Cyclops: An objective image analysis algorithm

Institution : Nvidia Graphics Pvt. Ltd, Pune, India
Short Description:
Existing image analysis techniques included subjective(human intervention) analysis and also suffer the limitation of inability to compare images which are rendered on different GPU architectures(due to difference in precision). Cyclops allows analysis of images rendered across different GPU architectures and is completely objective. It uses a human visual system(HVS) compliant color space to identify corruptions region wise and for complete image. It saves 336 human hours/employee/year for the organization. Preliminary learning was also induced in Cyclops to identify run to run variations in grass/hair etc to avoid marking them as corruptions without missing actual corruptions.

Note: An ISF (Invention Submission Form) was filed under NVIDIA Graphics Pvt. Ltd. and paper was submitted and reviewed at Nvidia Technical Conference-2015.

Anti-aliasing validation solution

Institution : Nvidia Graphics Pvt. Ltd, Pune, India
Short Description:
Developed a solution using edge-maps to differentiate between differently applied AA settings.

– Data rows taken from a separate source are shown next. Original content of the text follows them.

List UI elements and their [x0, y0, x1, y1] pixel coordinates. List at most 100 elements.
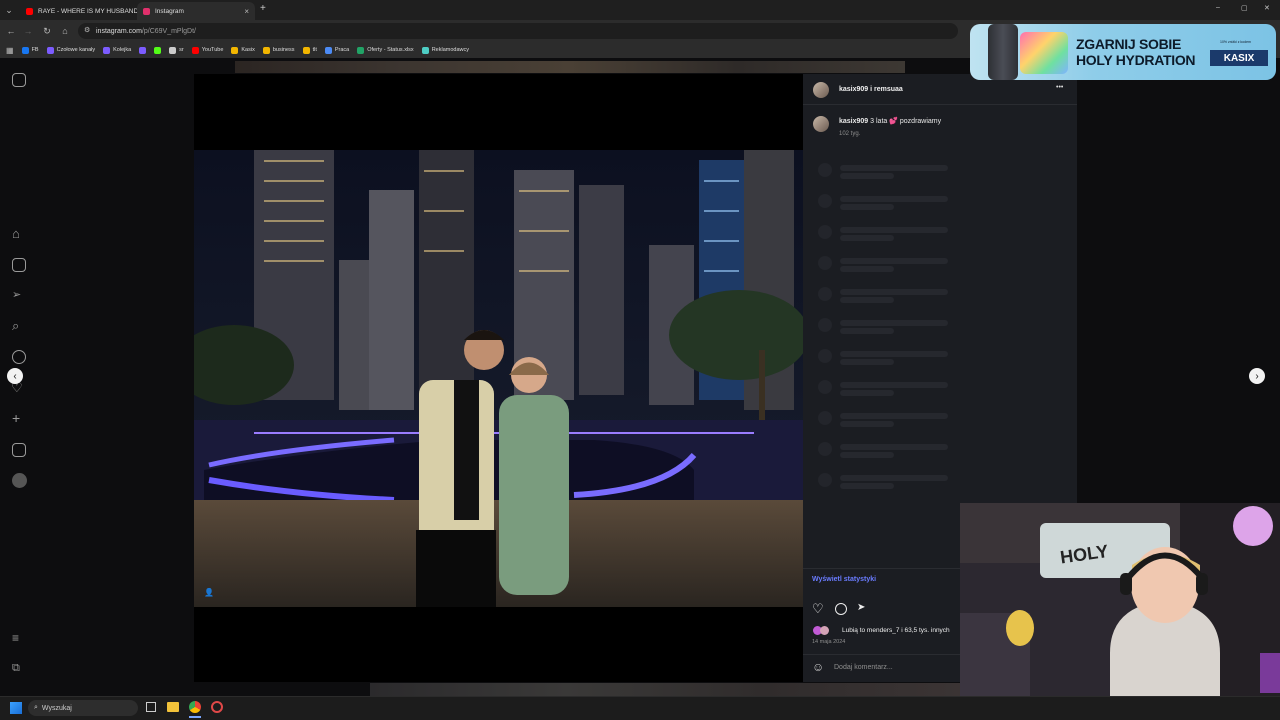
also-from-meta-icon[interactable]: ⧉ [12, 662, 20, 675]
bookmark-czolowe-kanaly[interactable]: Czołowe kanały [46, 46, 95, 54]
comment-skeleton-line [840, 289, 948, 295]
bookmark-sr[interactable]: sr [169, 46, 184, 54]
new-tab-button[interactable]: + [260, 3, 266, 14]
taskbar-search[interactable]: ⌕ Wyszukaj [28, 700, 138, 716]
comment-skeleton-line [840, 235, 894, 241]
ad-headline-line2: HOLY HYDRATION [1076, 52, 1196, 68]
comment-skeleton-line [840, 413, 948, 419]
tab-search-icon[interactable]: ⌄ [2, 3, 16, 17]
dashboard-icon[interactable] [12, 443, 26, 457]
comment-skeleton-line [840, 204, 894, 210]
comment-skeleton-line [840, 173, 894, 179]
header-divider [803, 104, 1077, 105]
comment-bubble-icon[interactable] [835, 603, 847, 615]
like-heart-icon[interactable]: ♡ [812, 601, 824, 617]
author-avatar[interactable] [813, 82, 829, 98]
caption-username[interactable]: kasix909 [839, 118, 868, 125]
back-arrow-icon[interactable]: ← [4, 24, 18, 38]
bookmark-twitch[interactable] [139, 46, 147, 54]
close-tab-icon[interactable]: × [244, 7, 249, 16]
home-icon[interactable]: ⌂ [12, 227, 26, 241]
bookmark-fb[interactable]: FB [21, 46, 39, 54]
reels-icon[interactable] [12, 258, 26, 272]
share-icon[interactable]: ➤ [857, 602, 865, 613]
comment-skeleton-line [840, 165, 948, 171]
tagged-people-icon[interactable]: 👤 [204, 588, 214, 597]
url-field[interactable]: ⚙ instagram.com/p/C69V_mPlgDt/ [78, 23, 958, 39]
add-comment-input[interactable]: Dodaj komentarz... [834, 664, 893, 671]
bookmark-business[interactable]: business [262, 46, 295, 54]
ad-fine-print: 10% zniżki z kodem [1220, 40, 1251, 44]
bookmark-kick[interactable] [154, 46, 162, 54]
post-photo[interactable]: 👤 [194, 150, 803, 607]
bookmark-youtube[interactable]: YouTube [191, 46, 223, 54]
comment-skeleton-avatar [818, 349, 832, 363]
apps-grid-icon[interactable]: ▦ [6, 46, 14, 55]
comment-skeleton-avatar [818, 442, 832, 456]
instagram-logo-icon[interactable] [12, 73, 26, 87]
likes-summary[interactable]: Lubią to menders_7 i 63,5 tys. innych [842, 627, 961, 634]
comment-skeleton-line [840, 258, 948, 264]
comment-skeleton-line [840, 227, 948, 233]
post-author-header[interactable]: kasix909 i remsuaa [839, 86, 903, 93]
direct-messages-icon[interactable]: ➢ [12, 288, 21, 301]
comment-skeleton-line [840, 320, 948, 326]
comment-skeleton-avatar [818, 163, 832, 177]
file-explorer-icon[interactable] [167, 702, 179, 712]
menu-hamburger-icon[interactable]: ≡ [12, 631, 19, 645]
more-options-icon[interactable]: ••• [1056, 84, 1063, 91]
maximize-button[interactable]: ▢ [1241, 4, 1248, 12]
reload-icon[interactable]: ↻ [40, 24, 54, 38]
bookmark-oferty[interactable]: Oferty - Status.xlsx [357, 46, 414, 54]
search-icon: ⌕ [34, 704, 38, 711]
comment-skeleton-line [840, 196, 948, 202]
comment-skeleton-line [840, 444, 948, 450]
comment-skeleton-avatar [818, 318, 832, 332]
active-app-indicator [189, 716, 201, 718]
product-packs-image [1020, 32, 1068, 74]
minimize-button[interactable]: – [1216, 4, 1220, 11]
comment-skeleton-avatar [818, 194, 832, 208]
ad-headline-line1: ZGARNIJ SOBIE [1076, 36, 1182, 52]
folder-icon [302, 46, 310, 54]
task-view-icon[interactable] [146, 702, 156, 712]
spreadsheet-icon [357, 46, 365, 54]
twitch-icon [46, 46, 54, 54]
comment-skeleton-avatar [818, 287, 832, 301]
next-post-button[interactable]: › [1249, 368, 1265, 384]
caption-text: 3 lata 💕 pozdrawiamy [870, 118, 942, 125]
previous-post-button[interactable]: ‹ [7, 368, 23, 384]
forward-arrow-icon[interactable]: → [21, 24, 35, 38]
bookmark-reklamodawcy[interactable]: Reklamodawcy [421, 46, 469, 54]
profile-avatar[interactable] [12, 473, 27, 488]
site-info-icon[interactable]: ⚙ [84, 26, 90, 34]
comment-skeleton-line [840, 351, 948, 357]
folder-icon [231, 46, 239, 54]
comment-skeleton-line [840, 483, 894, 489]
caption-avatar[interactable] [813, 116, 829, 132]
explore-icon[interactable] [12, 350, 26, 364]
shaker-bottle-image [988, 24, 1018, 80]
bookmark-tlt[interactable]: tlt [302, 46, 317, 54]
webcam-feed-image: HOLY [960, 503, 1280, 716]
bookmark-kasix[interactable]: Kasix [231, 46, 255, 54]
close-window-button[interactable]: ✕ [1264, 4, 1270, 12]
bookmark-praca[interactable]: Praca [324, 46, 349, 54]
home-icon[interactable]: ⌂ [58, 24, 72, 38]
instagram-favicon-icon [143, 7, 150, 15]
bookmark-kolejka[interactable]: Kolejka [103, 46, 131, 54]
emoji-icon[interactable]: ☺ [812, 660, 824, 674]
comment-skeleton-line [840, 390, 894, 396]
background-feed-bottom [370, 683, 960, 696]
sponsor-ad-banner: ZGARNIJ SOBIE HOLY HYDRATION 10% zniżki … [970, 24, 1276, 80]
windows-start-icon[interactable] [10, 702, 22, 714]
tab-title: Instagram [155, 7, 184, 15]
search-icon[interactable]: ⌕ [12, 318, 19, 334]
chrome-icon[interactable] [189, 701, 201, 713]
tab-instagram[interactable]: Instagram × [137, 2, 255, 20]
create-plus-icon[interactable]: + [12, 410, 20, 426]
liker-avatar[interactable] [820, 626, 829, 635]
download-icon [169, 46, 177, 54]
app-icon[interactable] [211, 701, 223, 713]
view-insights-link[interactable]: Wyświetl statystyki [812, 576, 876, 583]
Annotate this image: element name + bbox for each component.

No reference/ Reduced reference image analysis

Institution : Nvidia Graphics Pvt. Ltd, Pune, India
Short Description: The project aimed at image analysis without a reference image. Detection of motion blur without reference image as an expected blur separately from gaussian blur(corruption) completed. Determination of sharpness of different parts of an image along with saliency map identification without a reference image was completed.

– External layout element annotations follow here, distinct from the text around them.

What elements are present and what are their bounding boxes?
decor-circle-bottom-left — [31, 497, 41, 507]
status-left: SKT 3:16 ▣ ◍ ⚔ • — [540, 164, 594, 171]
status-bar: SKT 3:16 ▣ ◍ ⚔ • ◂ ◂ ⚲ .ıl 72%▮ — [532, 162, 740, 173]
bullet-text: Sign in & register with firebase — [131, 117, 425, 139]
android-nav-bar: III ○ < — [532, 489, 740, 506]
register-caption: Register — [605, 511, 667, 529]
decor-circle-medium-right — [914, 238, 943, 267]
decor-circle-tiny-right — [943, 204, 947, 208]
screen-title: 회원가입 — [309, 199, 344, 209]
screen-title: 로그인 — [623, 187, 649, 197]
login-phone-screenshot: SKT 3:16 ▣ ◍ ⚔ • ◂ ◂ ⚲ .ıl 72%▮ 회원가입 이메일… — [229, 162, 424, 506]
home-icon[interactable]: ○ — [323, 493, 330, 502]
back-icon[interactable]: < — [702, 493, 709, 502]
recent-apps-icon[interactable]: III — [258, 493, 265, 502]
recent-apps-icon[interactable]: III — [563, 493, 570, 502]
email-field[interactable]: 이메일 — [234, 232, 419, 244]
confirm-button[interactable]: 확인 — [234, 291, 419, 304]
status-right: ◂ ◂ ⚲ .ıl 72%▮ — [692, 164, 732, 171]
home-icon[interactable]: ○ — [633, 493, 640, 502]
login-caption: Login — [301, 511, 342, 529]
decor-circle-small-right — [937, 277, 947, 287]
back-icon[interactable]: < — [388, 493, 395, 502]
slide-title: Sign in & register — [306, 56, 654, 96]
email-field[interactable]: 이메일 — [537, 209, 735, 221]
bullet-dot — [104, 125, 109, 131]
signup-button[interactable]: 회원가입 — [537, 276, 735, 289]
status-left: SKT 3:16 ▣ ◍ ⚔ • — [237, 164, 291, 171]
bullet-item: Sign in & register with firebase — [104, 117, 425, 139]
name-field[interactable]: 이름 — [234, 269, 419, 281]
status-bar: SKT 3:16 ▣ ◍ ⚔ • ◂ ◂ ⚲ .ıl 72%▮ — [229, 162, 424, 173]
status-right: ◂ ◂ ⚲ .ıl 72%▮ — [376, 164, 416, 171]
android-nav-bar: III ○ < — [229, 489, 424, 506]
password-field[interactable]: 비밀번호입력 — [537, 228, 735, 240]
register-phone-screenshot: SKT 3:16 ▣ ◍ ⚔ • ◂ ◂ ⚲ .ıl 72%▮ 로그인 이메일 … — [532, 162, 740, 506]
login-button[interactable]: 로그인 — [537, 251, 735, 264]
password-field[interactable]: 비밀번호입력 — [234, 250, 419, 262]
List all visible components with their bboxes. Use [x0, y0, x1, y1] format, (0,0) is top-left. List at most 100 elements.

Duplicate and missed frame identification

Institution : Nvidia Graphics Pvt. Ltd, Pune, India
Short Description:
The solution identifies if any frame was missed or duplicated when grabbed from a stream/APIC.

Parallelization of Scientific Software

Institution : Nvidia Graphics Pvt. Ltd, Pune, India
Short Description:
The project aimed using data extracted from meteorological visualizations to aid in improving the accuracy of predictions using decision problem(Propositional Satisfiability(N-SAT) was used). A scalable SAT clause developer and eliminator was built.